Euro Continues to Consolidate Against Franc
- Euro pressing resistance of consolidation
- 200-day EMA above
- 50-day EMA below
The euro continues to be volatile as we are dealing with Brexit. That is causing quite a bit of a ripple through the markets, as we try to figure out where the European Union will fall after losing its second-largest economy. Beyond that, there is also the concern of an EU recession, which works against the value of the currency. However, in the EUR/CHF pair, things are a bit different in the sense that Switzerland sends 85% of its exports into the EU. That means there is a bit of back and forth when it comes to where this pair can go.
If the pair rallies, it is essentially seen as a sign of “risk-on”, but it’s very likely to continue to see a lot of back and forth. That being said, the Tuesday session is a bit bullish, so that should be paid attention to. Currently, the 1.1050 level looks to be resistive. If we can break above that level, then the market will more than likely continue to go much higher, as it would be a breakout of the recent consolidation we have been in.

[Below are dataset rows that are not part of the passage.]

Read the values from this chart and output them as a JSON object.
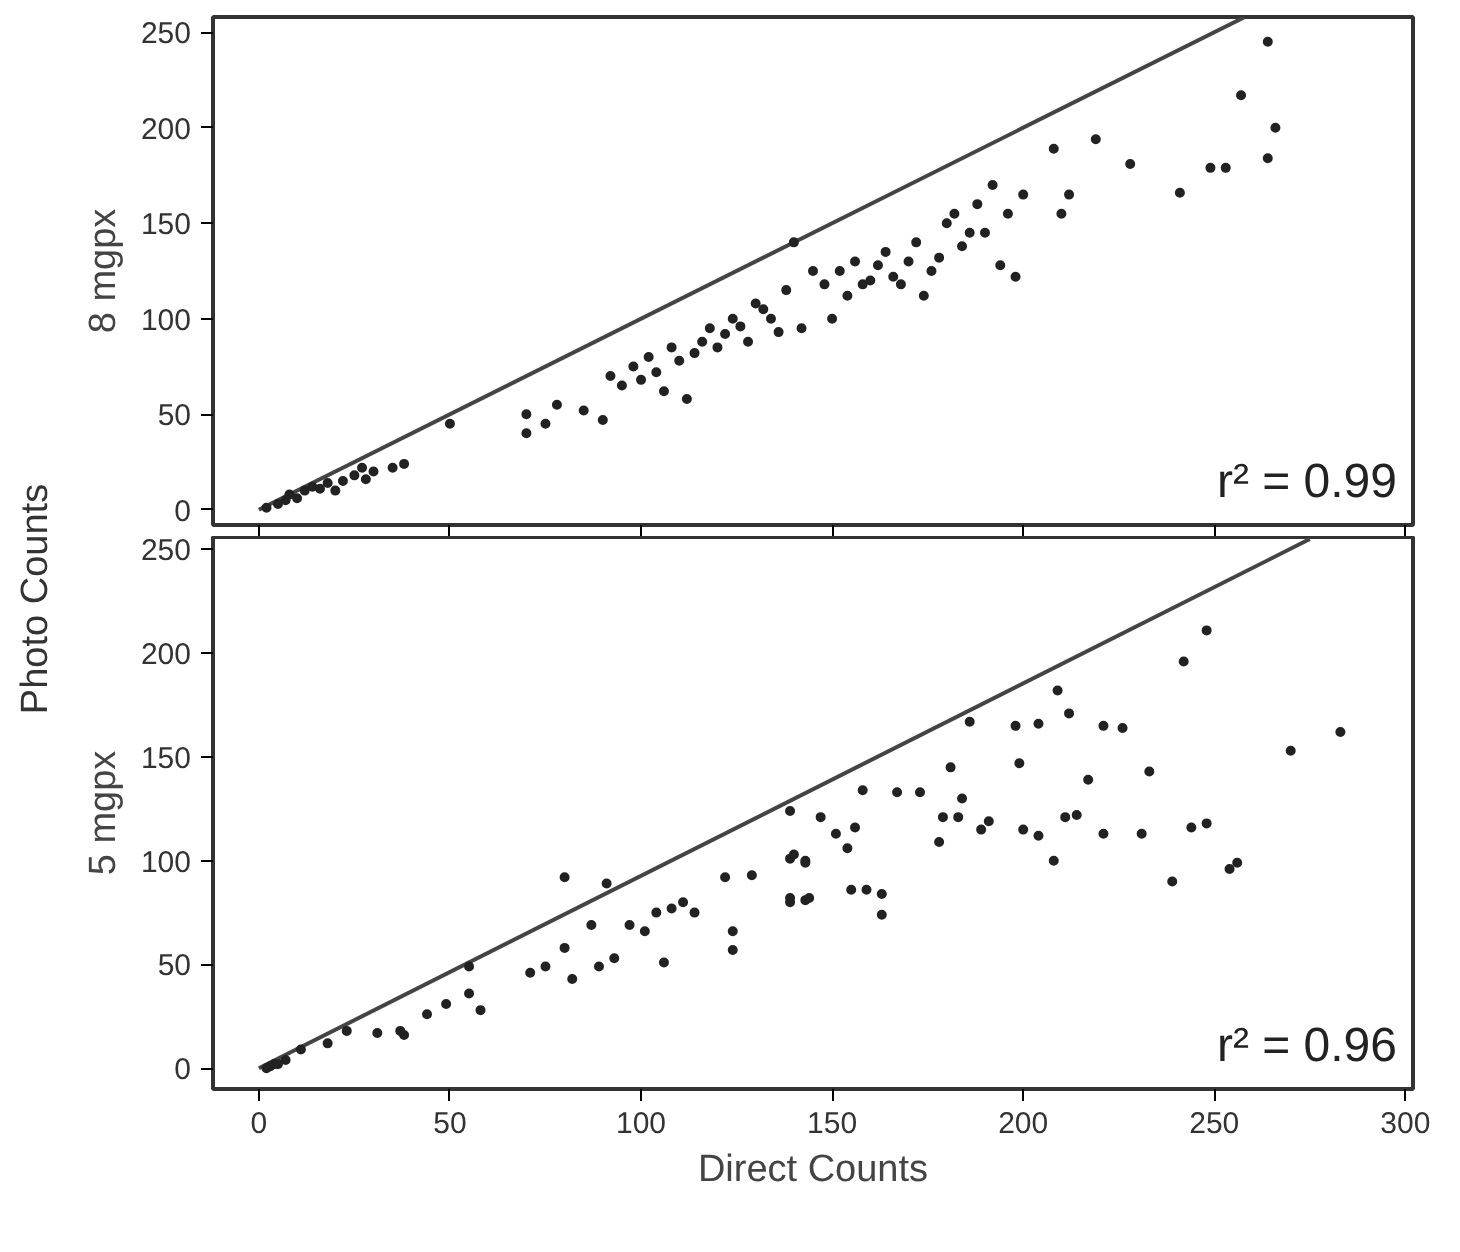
{
  "chart_data": [
    {
      "type": "scatter",
      "ylabel": "8 mgpx",
      "xlim": [
        -12,
        302
      ],
      "ylim": [
        -8,
        258
      ],
      "xticks": [
        0,
        50,
        100,
        150,
        200,
        250,
        300
      ],
      "yticks": [
        0,
        50,
        100,
        150,
        200,
        250
      ],
      "tick_labels": "y",
      "grid": false,
      "marker": "circle",
      "annotations": [
        "Photo Counts",
        "r² = 0.99"
      ],
      "series": [
        {
          "type": "line",
          "marker": "none",
          "color": "#444444",
          "x": [
            0,
            258
          ],
          "values": [
            0,
            258
          ]
        },
        {
          "color": "#222222",
          "x": [
            2,
            5,
            7,
            8,
            10,
            12,
            14,
            16,
            18,
            20,
            22,
            25,
            27,
            28,
            30,
            35,
            38,
            50,
            70,
            70,
            75,
            78,
            85,
            90,
            92,
            95,
            98,
            100,
            102,
            104,
            106,
            108,
            110,
            112,
            114,
            116,
            118,
            120,
            122,
            124,
            126,
            128,
            130,
            132,
            134,
            136,
            138,
            140,
            142,
            145,
            148,
            150,
            152,
            154,
            156,
            158,
            160,
            162,
            164,
            166,
            168,
            170,
            172,
            174,
            176,
            178,
            180,
            182,
            184,
            186,
            188,
            190,
            192,
            194,
            196,
            198,
            200,
            208,
            210,
            212,
            219,
            228,
            241,
            249,
            253,
            257,
            264,
            266,
            264
          ],
          "values": [
            1,
            3,
            5,
            8,
            6,
            10,
            12,
            11,
            14,
            10,
            15,
            18,
            22,
            16,
            20,
            22,
            24,
            45,
            40,
            50,
            45,
            55,
            52,
            47,
            70,
            65,
            75,
            68,
            80,
            72,
            62,
            85,
            78,
            58,
            82,
            88,
            95,
            85,
            92,
            100,
            96,
            88,
            108,
            105,
            100,
            93,
            115,
            140,
            95,
            125,
            118,
            100,
            125,
            112,
            130,
            118,
            120,
            128,
            135,
            122,
            118,
            130,
            140,
            112,
            125,
            132,
            150,
            155,
            138,
            145,
            160,
            145,
            170,
            128,
            155,
            122,
            165,
            189,
            155,
            165,
            194,
            181,
            166,
            179,
            179,
            217,
            245,
            200,
            184
          ]
        }
      ]
    },
    {
      "type": "scatter",
      "ylabel": "5 mgpx",
      "xlabel": "Direct Counts",
      "xlim": [
        -12,
        302
      ],
      "ylim": [
        -10,
        256
      ],
      "xticks": [
        0,
        50,
        100,
        150,
        200,
        250,
        300
      ],
      "yticks": [
        0,
        50,
        100,
        150,
        200,
        250
      ],
      "grid": false,
      "marker": "circle",
      "annotations": [
        "r² = 0.96"
      ],
      "series": [
        {
          "type": "line",
          "marker": "none",
          "color": "#444444",
          "x": [
            0,
            275
          ],
          "values": [
            0,
            255
          ]
        },
        {
          "color": "#222222",
          "x": [
            2,
            3,
            4,
            5,
            7,
            11,
            18,
            23,
            31,
            37,
            38,
            44,
            49,
            55,
            58,
            55,
            71,
            75,
            80,
            80,
            82,
            87,
            89,
            91,
            93,
            97,
            101,
            104,
            106,
            108,
            111,
            114,
            122,
            124,
            124,
            129,
            139,
            139,
            139,
            143,
            143,
            139,
            144,
            140,
            143,
            147,
            151,
            154,
            156,
            155,
            159,
            158,
            163,
            163,
            167,
            173,
            178,
            179,
            181,
            183,
            184,
            189,
            191,
            186,
            198,
            199,
            200,
            204,
            204,
            208,
            209,
            211,
            212,
            214,
            217,
            221,
            221,
            226,
            231,
            233,
            239,
            242,
            244,
            248,
            248,
            254,
            256,
            270,
            283
          ],
          "values": [
            0,
            1,
            2,
            2,
            4,
            9,
            12,
            18,
            17,
            18,
            16,
            26,
            31,
            36,
            28,
            49,
            46,
            49,
            58,
            92,
            43,
            69,
            49,
            89,
            53,
            69,
            66,
            75,
            51,
            77,
            80,
            75,
            92,
            66,
            57,
            93,
            80,
            124,
            101,
            99,
            81,
            82,
            82,
            103,
            100,
            121,
            113,
            106,
            116,
            86,
            86,
            134,
            84,
            74,
            133,
            133,
            109,
            121,
            145,
            121,
            130,
            115,
            119,
            167,
            165,
            147,
            115,
            112,
            166,
            100,
            182,
            121,
            171,
            122,
            139,
            165,
            113,
            164,
            113,
            143,
            90,
            196,
            116,
            211,
            118,
            96,
            99,
            153,
            162
          ]
        }
      ]
    }
  ]
}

At this point, we are essentially trying to figure out if this recent consolidation is accumulation, or if it’s just simply a pause in the downtrend.
The technical analysis in this market is a bit conflicting. The 200-day EMA above offers significant resistance for longer-term traders, but at the same time, there is a significant amount of upward pressure based on the red 50-day EMA, which is turning higher. Beyond that, the 23.6% Fibonacci retracement level being overtaken is a very short-term bullish sign.

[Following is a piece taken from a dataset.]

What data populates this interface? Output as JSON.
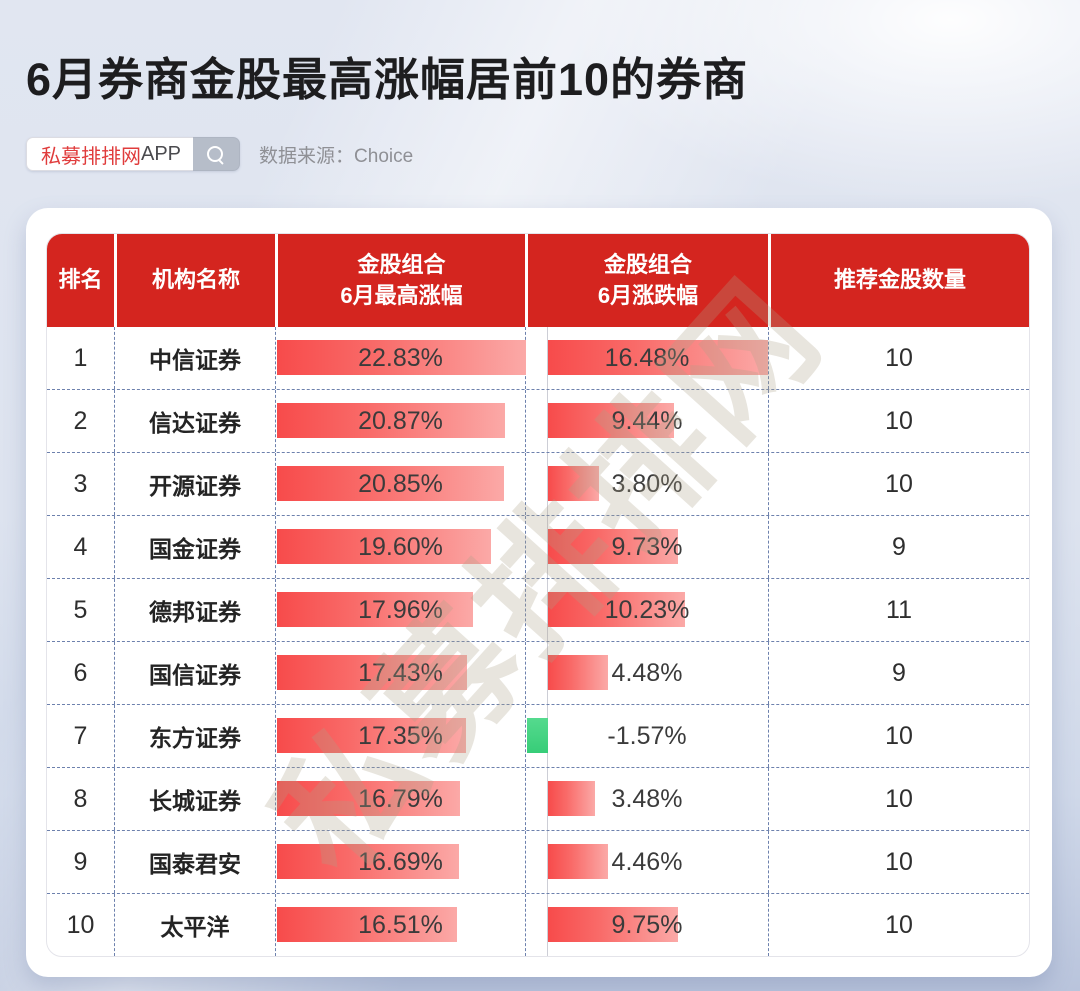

The 1.1050 level mentioned previously is important from not only a large, round, psychologically significant standpoint, but also due to the fact that the level is right about where the 38.2% Fibonacci retracement level is. If that gets broken, the 200-day EMA will not only be attacked, but it will probably be broken as well.
A lot of what moves this pair is going to be momentum-based, and it certainly looks as if there is a serious attempt to turn things around and shoot to the upside. If that happens, this move could be rather quick and significant, especially if there is some type of Brexit deal, as it will relieve a lot of pressure that’s on the European Union.
Meanwhile, the Swiss continue to offer negative interest rates and are looking very likely to continue down that path, causing investors to run away from the franc and, of course, all assets based in Switzerland. That being said, a break down below the 1.0950 level could send this market a bit lower.